Open moweonlee opened 2 years ago
Describe the bug
I think I have found a problem when I tries to execute Flink's job with both pulsar-connector especially in flink's TimeCharacteristic.EventTime mode.
Why I think so is that I have tried same code with Kafka source It works well with the Event time window.
By the way with Pulsar connector, Flink doesn't seems to recognize its TimeCharacteristic is EventTime.
And Flink's dashboard says that it is not running in EventTime Window mode like below.
I have checked that timestamps that I'm creating with source data is normal like this.

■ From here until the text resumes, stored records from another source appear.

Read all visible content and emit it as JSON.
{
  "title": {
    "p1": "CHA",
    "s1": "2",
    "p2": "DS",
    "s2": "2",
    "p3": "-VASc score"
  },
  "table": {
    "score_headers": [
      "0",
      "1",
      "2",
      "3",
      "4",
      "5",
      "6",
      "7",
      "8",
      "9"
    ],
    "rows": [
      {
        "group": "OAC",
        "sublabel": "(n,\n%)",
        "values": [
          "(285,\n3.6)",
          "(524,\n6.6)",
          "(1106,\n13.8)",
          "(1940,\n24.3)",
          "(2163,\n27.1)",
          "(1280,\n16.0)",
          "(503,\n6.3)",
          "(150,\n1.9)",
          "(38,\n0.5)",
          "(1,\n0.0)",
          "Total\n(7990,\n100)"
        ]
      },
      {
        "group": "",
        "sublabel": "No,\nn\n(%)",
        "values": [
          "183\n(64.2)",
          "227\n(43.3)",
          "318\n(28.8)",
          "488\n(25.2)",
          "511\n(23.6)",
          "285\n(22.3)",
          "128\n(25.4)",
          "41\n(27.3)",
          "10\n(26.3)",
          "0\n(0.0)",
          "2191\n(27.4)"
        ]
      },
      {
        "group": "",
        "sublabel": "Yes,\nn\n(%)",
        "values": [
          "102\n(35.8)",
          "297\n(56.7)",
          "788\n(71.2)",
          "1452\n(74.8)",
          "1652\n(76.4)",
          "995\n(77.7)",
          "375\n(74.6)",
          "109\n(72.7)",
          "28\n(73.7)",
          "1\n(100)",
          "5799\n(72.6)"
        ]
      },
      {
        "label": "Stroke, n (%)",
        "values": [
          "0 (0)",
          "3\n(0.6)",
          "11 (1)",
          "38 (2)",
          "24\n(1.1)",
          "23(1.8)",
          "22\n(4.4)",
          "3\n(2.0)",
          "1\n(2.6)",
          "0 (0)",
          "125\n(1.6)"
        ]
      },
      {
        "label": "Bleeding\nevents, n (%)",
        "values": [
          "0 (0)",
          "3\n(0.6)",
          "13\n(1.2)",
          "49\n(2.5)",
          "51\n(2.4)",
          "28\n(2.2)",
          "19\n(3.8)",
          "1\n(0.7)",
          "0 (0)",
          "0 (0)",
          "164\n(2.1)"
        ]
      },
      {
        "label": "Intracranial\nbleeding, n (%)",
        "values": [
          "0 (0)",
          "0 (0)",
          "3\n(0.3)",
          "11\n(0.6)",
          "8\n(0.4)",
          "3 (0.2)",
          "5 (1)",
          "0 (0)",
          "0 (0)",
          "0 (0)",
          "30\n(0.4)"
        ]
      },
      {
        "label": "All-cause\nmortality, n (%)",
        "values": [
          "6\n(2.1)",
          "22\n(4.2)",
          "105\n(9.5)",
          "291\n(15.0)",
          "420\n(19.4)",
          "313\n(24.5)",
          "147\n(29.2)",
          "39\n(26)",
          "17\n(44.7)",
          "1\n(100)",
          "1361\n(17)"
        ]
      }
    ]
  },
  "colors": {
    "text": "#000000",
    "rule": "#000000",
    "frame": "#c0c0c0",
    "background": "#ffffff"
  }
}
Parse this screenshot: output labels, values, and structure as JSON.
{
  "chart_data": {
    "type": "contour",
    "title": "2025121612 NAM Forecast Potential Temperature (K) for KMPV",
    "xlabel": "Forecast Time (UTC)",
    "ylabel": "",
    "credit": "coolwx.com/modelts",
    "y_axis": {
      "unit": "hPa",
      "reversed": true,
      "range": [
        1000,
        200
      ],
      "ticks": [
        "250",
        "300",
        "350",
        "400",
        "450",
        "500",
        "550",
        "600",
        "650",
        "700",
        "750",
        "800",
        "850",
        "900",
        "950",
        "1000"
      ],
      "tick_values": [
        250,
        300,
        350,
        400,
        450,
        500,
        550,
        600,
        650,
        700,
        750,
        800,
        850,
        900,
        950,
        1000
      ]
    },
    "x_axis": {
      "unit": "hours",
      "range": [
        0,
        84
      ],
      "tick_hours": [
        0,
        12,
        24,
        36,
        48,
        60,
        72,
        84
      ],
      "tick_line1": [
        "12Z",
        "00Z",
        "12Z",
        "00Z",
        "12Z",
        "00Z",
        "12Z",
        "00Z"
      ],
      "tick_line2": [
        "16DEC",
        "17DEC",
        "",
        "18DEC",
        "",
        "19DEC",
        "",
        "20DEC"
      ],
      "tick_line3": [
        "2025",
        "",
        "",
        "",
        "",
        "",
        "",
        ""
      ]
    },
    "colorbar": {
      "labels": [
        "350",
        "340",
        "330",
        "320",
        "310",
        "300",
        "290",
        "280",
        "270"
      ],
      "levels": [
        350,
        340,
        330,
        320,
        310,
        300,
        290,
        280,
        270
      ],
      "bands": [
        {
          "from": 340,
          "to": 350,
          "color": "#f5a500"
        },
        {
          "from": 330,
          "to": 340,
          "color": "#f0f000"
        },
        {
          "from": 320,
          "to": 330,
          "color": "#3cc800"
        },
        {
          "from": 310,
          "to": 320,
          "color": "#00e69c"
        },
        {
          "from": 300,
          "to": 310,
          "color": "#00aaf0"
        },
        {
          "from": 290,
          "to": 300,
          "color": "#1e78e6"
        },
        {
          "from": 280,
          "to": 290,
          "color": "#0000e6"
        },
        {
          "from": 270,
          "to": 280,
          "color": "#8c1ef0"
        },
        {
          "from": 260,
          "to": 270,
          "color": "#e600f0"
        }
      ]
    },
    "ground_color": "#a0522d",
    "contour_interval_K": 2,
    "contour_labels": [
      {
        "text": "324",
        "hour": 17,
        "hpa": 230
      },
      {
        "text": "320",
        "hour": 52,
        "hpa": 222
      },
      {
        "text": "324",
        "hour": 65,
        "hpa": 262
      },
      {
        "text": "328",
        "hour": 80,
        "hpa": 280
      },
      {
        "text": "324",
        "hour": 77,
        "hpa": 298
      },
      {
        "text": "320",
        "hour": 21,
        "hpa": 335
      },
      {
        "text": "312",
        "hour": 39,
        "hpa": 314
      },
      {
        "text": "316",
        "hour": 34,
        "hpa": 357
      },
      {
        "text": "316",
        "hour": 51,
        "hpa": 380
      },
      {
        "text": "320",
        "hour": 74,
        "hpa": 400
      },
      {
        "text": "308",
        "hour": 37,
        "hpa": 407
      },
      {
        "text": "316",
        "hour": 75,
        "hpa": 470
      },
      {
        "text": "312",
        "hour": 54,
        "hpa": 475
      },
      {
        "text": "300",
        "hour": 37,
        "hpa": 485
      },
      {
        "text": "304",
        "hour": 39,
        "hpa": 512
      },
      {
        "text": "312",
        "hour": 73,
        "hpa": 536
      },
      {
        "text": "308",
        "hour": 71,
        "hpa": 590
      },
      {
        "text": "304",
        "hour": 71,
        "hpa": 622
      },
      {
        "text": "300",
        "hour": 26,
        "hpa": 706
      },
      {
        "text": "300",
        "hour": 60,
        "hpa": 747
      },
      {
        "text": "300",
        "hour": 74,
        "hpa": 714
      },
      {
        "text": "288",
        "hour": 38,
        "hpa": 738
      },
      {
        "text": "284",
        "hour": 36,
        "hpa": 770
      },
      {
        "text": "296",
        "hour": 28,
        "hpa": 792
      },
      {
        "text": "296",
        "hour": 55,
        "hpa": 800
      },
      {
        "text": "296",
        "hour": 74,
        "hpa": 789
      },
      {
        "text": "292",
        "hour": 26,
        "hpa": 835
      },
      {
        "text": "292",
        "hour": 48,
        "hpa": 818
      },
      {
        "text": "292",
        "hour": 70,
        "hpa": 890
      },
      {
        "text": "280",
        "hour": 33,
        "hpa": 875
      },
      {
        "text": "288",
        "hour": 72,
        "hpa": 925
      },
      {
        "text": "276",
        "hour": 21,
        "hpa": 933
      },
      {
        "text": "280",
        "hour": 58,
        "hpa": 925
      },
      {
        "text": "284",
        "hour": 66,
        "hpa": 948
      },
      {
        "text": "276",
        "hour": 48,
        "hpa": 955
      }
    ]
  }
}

[10.172.27.108]:[2022-09-11T15:57:26.540Z]:timstamp : [1662911844581] [10.172.27.108]:[2022-09-11T15:57:26.540Z]:timstamp : [1662911844581] [10.172.27.108]:[2022-09-11T15:57:26.540Z]:timstamp : [1662911845321] [10.172.27.108]:[2022-09-11T15:57:26.540Z]:timstamp : [1662911845321] [10.172.27.108]:[2022-09-11T15:57:26.540Z]:timstamp : [1662911845307] [10.172.27.108]:[2022-09-11T15:57:26.540Z]:timstamp : [1662911845307] [10.172.27.108]:[2022-09-11T15:57:26.540Z]:timstamp : [1662911844954] [10.172.27.108]:[2022-09-11T15:57:26.540Z]:timstamp : [1662911844954]
Could you please let me know whether if pulsar connector support watermarking code like mine ?
Here is the environment that I have tested so far.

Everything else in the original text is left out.